Emile est passé me prendre à la sortie de l'étude aujourd'hui, pariant sur le fait que Papa ne me demanderait pas de rentrer immédiatement. Et il a eu raison. Papa était déjà parti à mon réveil et n'avait laissé aucune consigne à mon attention, une première. Les nouvelles du dimanche l'avaient visiblement bien secoué.

La venue d'Emile devant les grilles du lycée a provoqué un léger mouvement de foule, plusieurs de mes camarades se souvenant soudainement de mon existence et me raccompagnant en toute innocence jusqu'à mon frère. Lui, trop heureux de faire l'objet d'autant d'attention, a fait jouer son charme quelques minutes, avant que je ne lui rappelle la raison de sa venue, et sa belle l'attendant surement de pied ferme. Sur le chemin menant à l'école primaire des filles, je n'avais de cesse de lisser les plis de ma jupe et de réajuster mon chemisier, craignant de passer pour une mal fagotée devant celle qui semblait avoir fait chavirer mon frère.
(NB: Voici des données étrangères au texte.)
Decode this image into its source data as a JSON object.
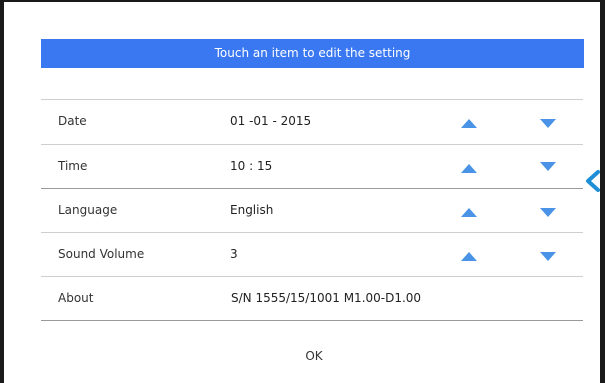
{
  "header": {
    "title": "Touch an item to edit the setting"
  },
  "settings": [
    {
      "label": "Date",
      "value": "01 -01 - 2015"
    },
    {
      "label": "Time",
      "value": "10 : 15"
    },
    {
      "label": "Language",
      "value": "English"
    },
    {
      "label": "Sound Volume",
      "value": "3"
    },
    {
      "label": "About",
      "value": "S/N 1555/15/1001 M1.00-D1.00"
    }
  ],
  "footer": {
    "ok_label": "OK"
  },
  "colors": {
    "banner": "#3a78f2",
    "arrow": "#4a93e6",
    "pointer": "#1e8fd6"
  },
  "icons": {
    "increment": "arrow-up-icon",
    "decrement": "arrow-down-icon",
    "pointer": "left-pointer-icon"
  }
}
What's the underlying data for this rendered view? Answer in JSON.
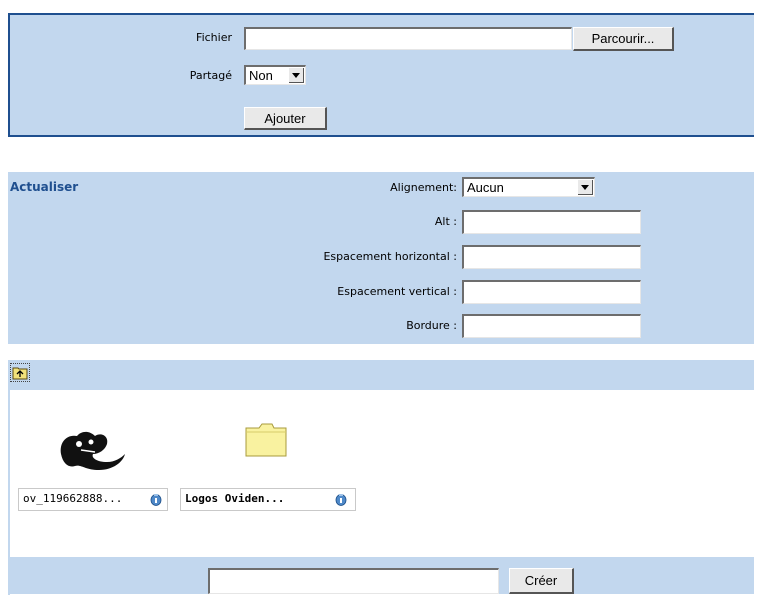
{
  "upload": {
    "file_label": "Fichier",
    "file_value": "",
    "browse_label": "Parcourir...",
    "shared_label": "Partagé",
    "shared_value": "Non",
    "add_label": "Ajouter"
  },
  "properties": {
    "refresh_label": "Actualiser",
    "alignment_label": "Alignement:",
    "alignment_value": "Aucun",
    "alt_label": "Alt :",
    "hspace_label": "Espacement horizontal :",
    "vspace_label": "Espacement vertical :",
    "border_label": "Bordure :"
  },
  "browser": {
    "items": [
      {
        "name": "ov_119662888...",
        "icon": "logo-image-thumbnail"
      },
      {
        "name": "Logos Oviden...",
        "icon": "folder-icon"
      }
    ],
    "create_input_value": "",
    "create_label": "Créer"
  },
  "colors": {
    "panel": "#c2d7ee",
    "border": "#1f4f8f",
    "link": "#1f4f8f"
  }
}
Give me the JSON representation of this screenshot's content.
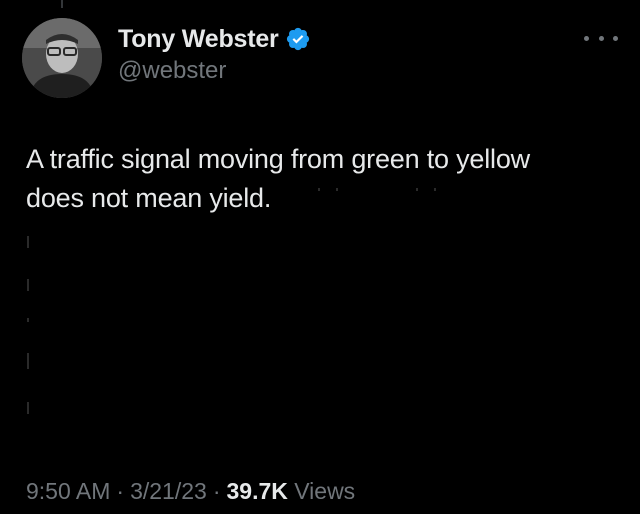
{
  "tweet": {
    "author": {
      "display_name": "Tony Webster",
      "handle": "@webster",
      "verified": true,
      "avatar_icon": "user-avatar"
    },
    "more_icon": "more-dots-icon",
    "text_lines": [
      "A traffic signal moving from green to yellow",
      "does not mean yield."
    ],
    "time": "9:50 AM",
    "date": "3/21/23",
    "separator": "·",
    "views_count": "39.7K",
    "views_label": "Views"
  },
  "colors": {
    "background": "#000000",
    "text_primary": "#e7e9ea",
    "text_secondary": "#71767b",
    "verified_badge": "#1d9bf0"
  }
}
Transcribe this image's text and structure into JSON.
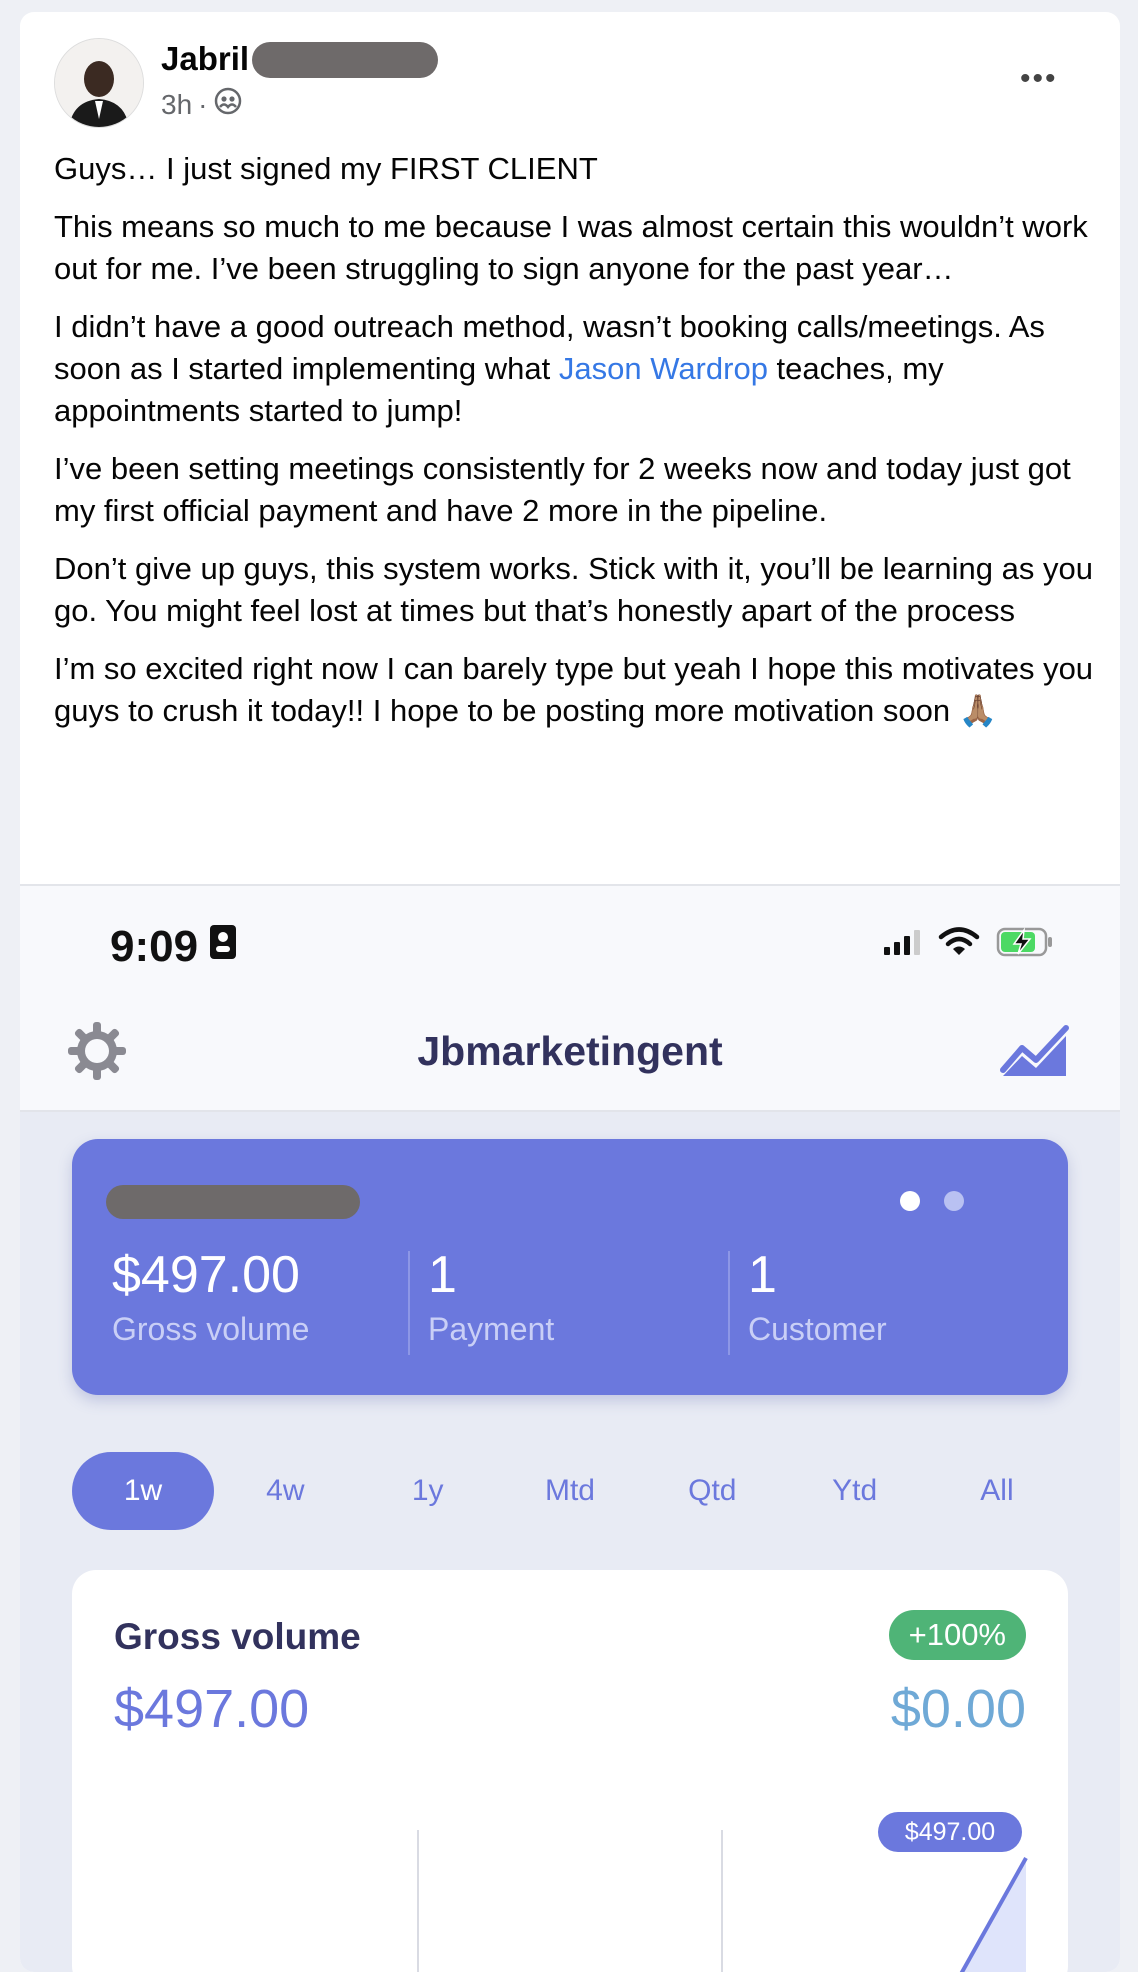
{
  "post": {
    "author": "Jabril",
    "time": "3h",
    "more": "•••",
    "p1": "Guys… I just signed my FIRST CLIENT",
    "p2": "This means so much to me because I was almost certain this wouldn’t work out for me. I’ve been struggling to sign anyone for the past year…",
    "p3_before": "I didn’t have a good outreach method, wasn’t booking calls/meetings. As soon as I started implementing what ",
    "p3_link": "Jason Wardrop",
    "p3_after": " teaches, my appointments started to jump!",
    "p4": "I’ve been setting meetings consistently for 2 weeks now and today just got my first official payment and have 2 more in the pipeline.",
    "p5": "Don’t give up guys, this system works. Stick with it, you’ll be learning as you go. You might feel lost at times but that’s honestly apart of the process",
    "p6": "I’m so excited right now I can barely type but yeah I hope this motivates you guys to crush it today!! I hope to be posting more motivation soon 🙏🏽"
  },
  "phone": {
    "time": "9:09",
    "app_title": "Jbmarketingent",
    "summary": {
      "gross_value": "$497.00",
      "gross_label": "Gross volume",
      "payments_value": "1",
      "payments_label": "Payment",
      "customers_value": "1",
      "customers_label": "Customer"
    },
    "periods": [
      "1w",
      "4w",
      "1y",
      "Mtd",
      "Qtd",
      "Ytd",
      "All"
    ],
    "active_period": "1w",
    "gross_card": {
      "title": "Gross volume",
      "value": "$497.00",
      "change": "+100%",
      "previous": "$0.00",
      "tooltip": "$497.00"
    }
  },
  "colors": {
    "accent": "#6b78dd",
    "link": "#3578e5",
    "positive": "#4fb477"
  }
}
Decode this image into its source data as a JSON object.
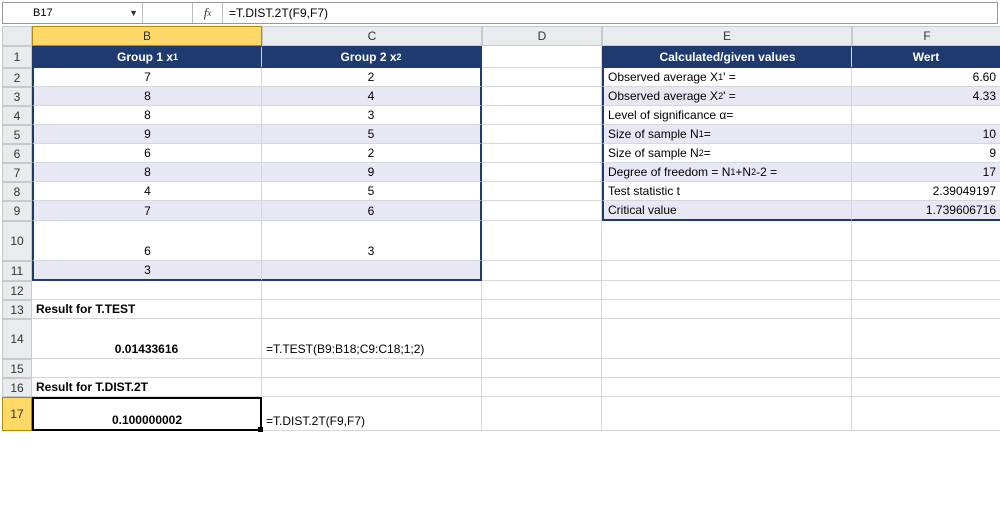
{
  "nameBox": "B17",
  "formula": "=T.DIST.2T(F9,F7)",
  "columns": [
    "B",
    "C",
    "D",
    "E",
    "F"
  ],
  "rows": [
    "1",
    "2",
    "3",
    "4",
    "5",
    "6",
    "7",
    "8",
    "9",
    "10",
    "11",
    "12",
    "13",
    "14",
    "15",
    "16",
    "17"
  ],
  "hdr": {
    "b": "Group 1 x",
    "bSub": "1",
    "c": "Group 2 x",
    "cSub": "2",
    "e": "Calculated/given values",
    "f": "Wert"
  },
  "g1": [
    "7",
    "8",
    "8",
    "9",
    "6",
    "8",
    "4",
    "7",
    "6",
    "3"
  ],
  "g2": [
    "2",
    "4",
    "3",
    "5",
    "2",
    "9",
    "5",
    "6",
    "3",
    ""
  ],
  "calc": {
    "r2l": "Observed average X",
    "r2s": "1",
    "r2p": "' =",
    "r2v": "6.60",
    "r3l": "Observed average X",
    "r3s": "2",
    "r3p": "' =",
    "r3v": "4.33",
    "r4l": "Level of significance α=",
    "r4v": "",
    "r5l": "Size of sample N",
    "r5s": "1",
    "r5p": "=",
    "r5v": "10",
    "r6l": "Size of sample N",
    "r6s": "2",
    "r6p": "=",
    "r6v": "9",
    "r7l": "Degree of freedom = N",
    "r7s1": "1",
    "r7m": "+N",
    "r7s2": "2",
    "r7p": "-2 =",
    "r7v": "17",
    "r8l": "Test statistic t",
    "r8v": "2.39049197",
    "r9l": "Critical value",
    "r9v": "1.739606716"
  },
  "r13": "Result for T.TEST",
  "r14b": "0.01433616",
  "r14c": "=T.TEST(B9:B18;C9:C18;1;2)",
  "r16": "Result for T.DIST.2T",
  "r17b": "0.100000002",
  "r17c": "=T.DIST.2T(F9,F7)",
  "chart_data": {
    "type": "table",
    "group1": [
      7,
      8,
      8,
      9,
      6,
      8,
      4,
      7,
      6,
      3
    ],
    "group2": [
      2,
      4,
      3,
      5,
      2,
      9,
      5,
      6,
      3
    ],
    "observed_avg_x1": 6.6,
    "observed_avg_x2": 4.33,
    "n1": 10,
    "n2": 9,
    "degrees_of_freedom": 17,
    "t_statistic": 2.39049197,
    "critical_value": 1.739606716,
    "t_test_result": 0.01433616,
    "t_dist_2t_result": 0.100000002
  }
}
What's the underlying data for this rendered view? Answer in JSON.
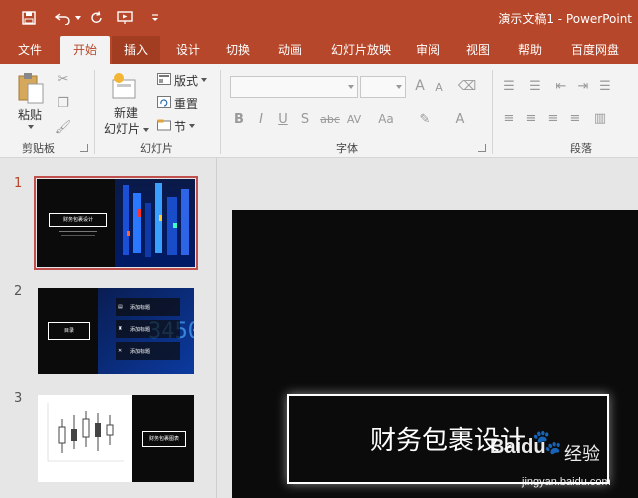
{
  "window": {
    "title": "演示文稿1 - PowerPoint"
  },
  "quick_access": {
    "items": [
      "save-icon",
      "undo-icon",
      "redo-icon",
      "present-icon",
      "customize-icon"
    ]
  },
  "tabs": [
    "文件",
    "开始",
    "插入",
    "设计",
    "切换",
    "动画",
    "幻灯片放映",
    "审阅",
    "视图",
    "帮助",
    "百度网盘"
  ],
  "active_tab": "开始",
  "ribbon": {
    "clipboard": {
      "paste": "粘贴",
      "label": "剪贴板"
    },
    "slides": {
      "new_slide_line1": "新建",
      "new_slide_line2": "幻灯片",
      "layout": "版式",
      "reset": "重置",
      "section": "节",
      "label": "幻灯片"
    },
    "font": {
      "label": "字体",
      "grow": "A",
      "shrink": "A",
      "bold": "B",
      "italic": "I",
      "underline": "U",
      "shadow": "S",
      "strike": "abc",
      "spacing": "AV",
      "case": "Aa",
      "color": "A"
    },
    "paragraph": {
      "label": "段落"
    }
  },
  "thumbnails": [
    {
      "number": "1",
      "title": "财务包裹设计",
      "selected": true
    },
    {
      "number": "2",
      "title": "目录",
      "items": [
        "添加标题",
        "添加标题",
        "添加标题"
      ],
      "selected": false
    },
    {
      "number": "3",
      "title": "财务包裹图表",
      "selected": false
    }
  ],
  "slide": {
    "title": "财务包裹设计"
  },
  "watermark": {
    "brand": "Baidu",
    "brand_cn": "经验",
    "url": "jingyan.baidu.com"
  },
  "colors": {
    "accent": "#b7472a",
    "ribbon": "#f3f3f3",
    "pane": "#e6e6e6",
    "slide_bg": "#0b0b0b"
  }
}
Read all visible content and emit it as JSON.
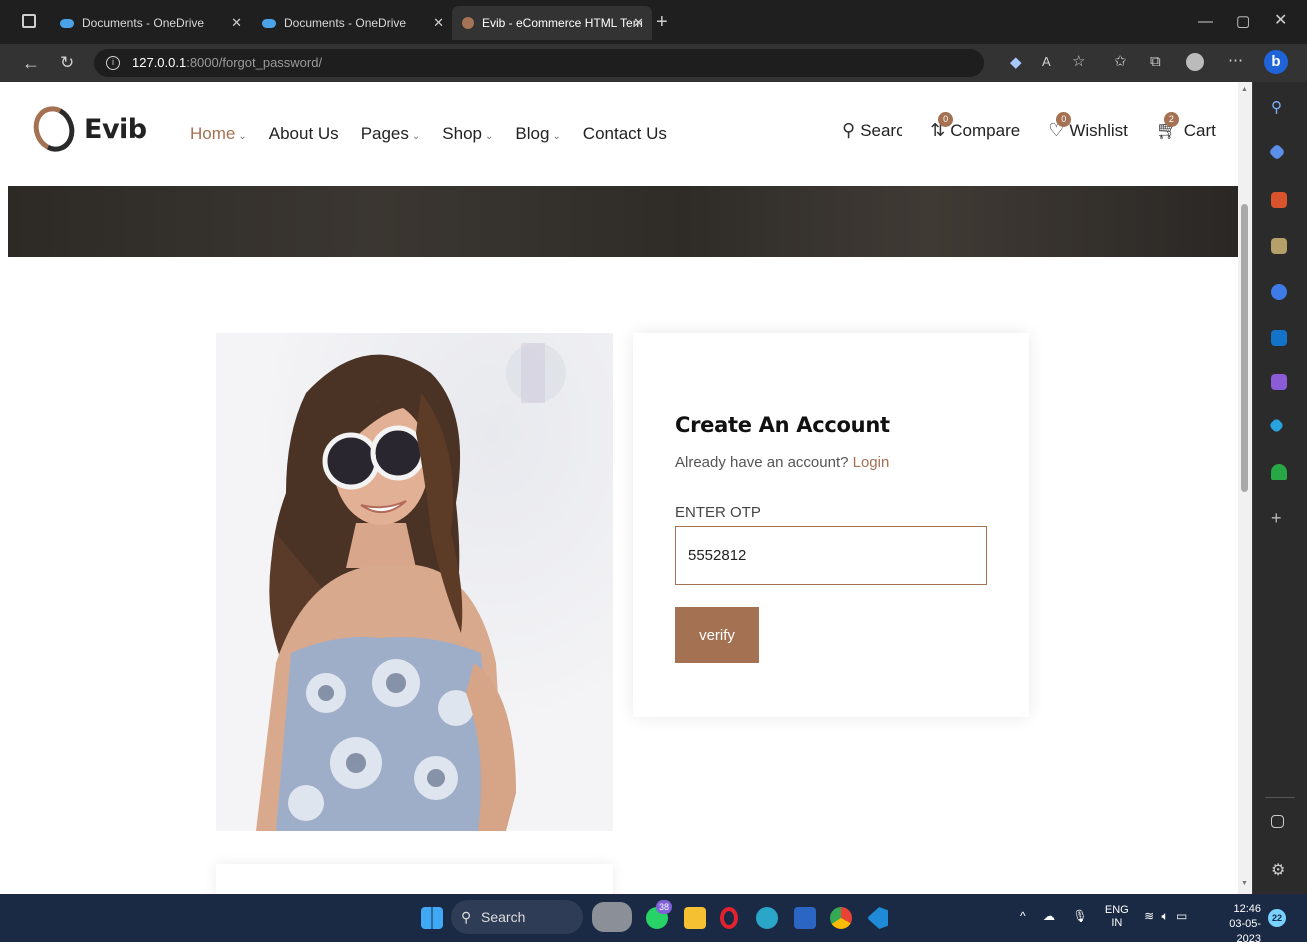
{
  "browser": {
    "tabs": [
      {
        "title": "Documents - OneDrive",
        "active": false
      },
      {
        "title": "Documents - OneDrive",
        "active": false
      },
      {
        "title": "Evib - eCommerce HTML Templa",
        "active": true
      }
    ],
    "url": {
      "host": "127.0.0.1",
      "rest": ":8000/forgot_password/"
    }
  },
  "site": {
    "logo_text": "Evib",
    "nav": [
      {
        "label": "Home",
        "dropdown": true,
        "active": true
      },
      {
        "label": "About Us",
        "dropdown": false,
        "active": false
      },
      {
        "label": "Pages",
        "dropdown": true,
        "active": false
      },
      {
        "label": "Shop",
        "dropdown": true,
        "active": false
      },
      {
        "label": "Blog",
        "dropdown": true,
        "active": false
      },
      {
        "label": "Contact Us",
        "dropdown": false,
        "active": false
      }
    ],
    "tools": {
      "search": "Search",
      "compare": {
        "label": "Compare",
        "count": "0"
      },
      "wishlist": {
        "label": "Wishlist",
        "count": "0"
      },
      "cart": {
        "label": "Cart",
        "count": "2"
      }
    },
    "accent_color": "#a47152"
  },
  "form": {
    "title": "Create An Account",
    "already_text": "Already have an account?",
    "login_link": "Login",
    "otp_label": "ENTER OTP",
    "otp_value": "5552812",
    "verify_label": "verify"
  },
  "taskbar": {
    "search": "Search",
    "whatsapp_badge": "38",
    "language": "ENG",
    "region": "IN",
    "time": "12:46",
    "date": "03-05-2023",
    "notifications": "22"
  }
}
J'avais tort de m'inquiéter.

Nous sommes arrivées après la sortie des classes et l'école étaient vidée de ses petits occupants. Ne restaient que des jouets à travers la cour, quelques vestons oubliés sur les portemanteaux et beaucoup, beaucoup, de traces de boue, de branches et de fleurs fanées dans les couloirs. Sur les murs des encadrements affichaient les réalisations d'artistes en herbes, des tableaux très abstraits pour la plupart, quelques textes à l'écriture hésitante, et des mantras de la république française qui cadraient mal avec les couleurs éclatantes des peintures enfantines.

De tout cela résultait une ambiance qui m'a fait remonter le temps, et c'est avec nostalgie que j'ai pénétré dans la salle de classe que m'a indiqué Emile.

Et devant l'épouvantail qui nous attendait là, les plis de ma jupe n'ont plus eu aucune importance.

Une silhouette fluette, de lourd cheveux bruns, ramassés en ce qui avait dû être un chignon plus tôt dans la journée, une chemise à demi sortie d'une jupe de tailleur, et l'ensemble taché de peinture multicolore. Madeleine.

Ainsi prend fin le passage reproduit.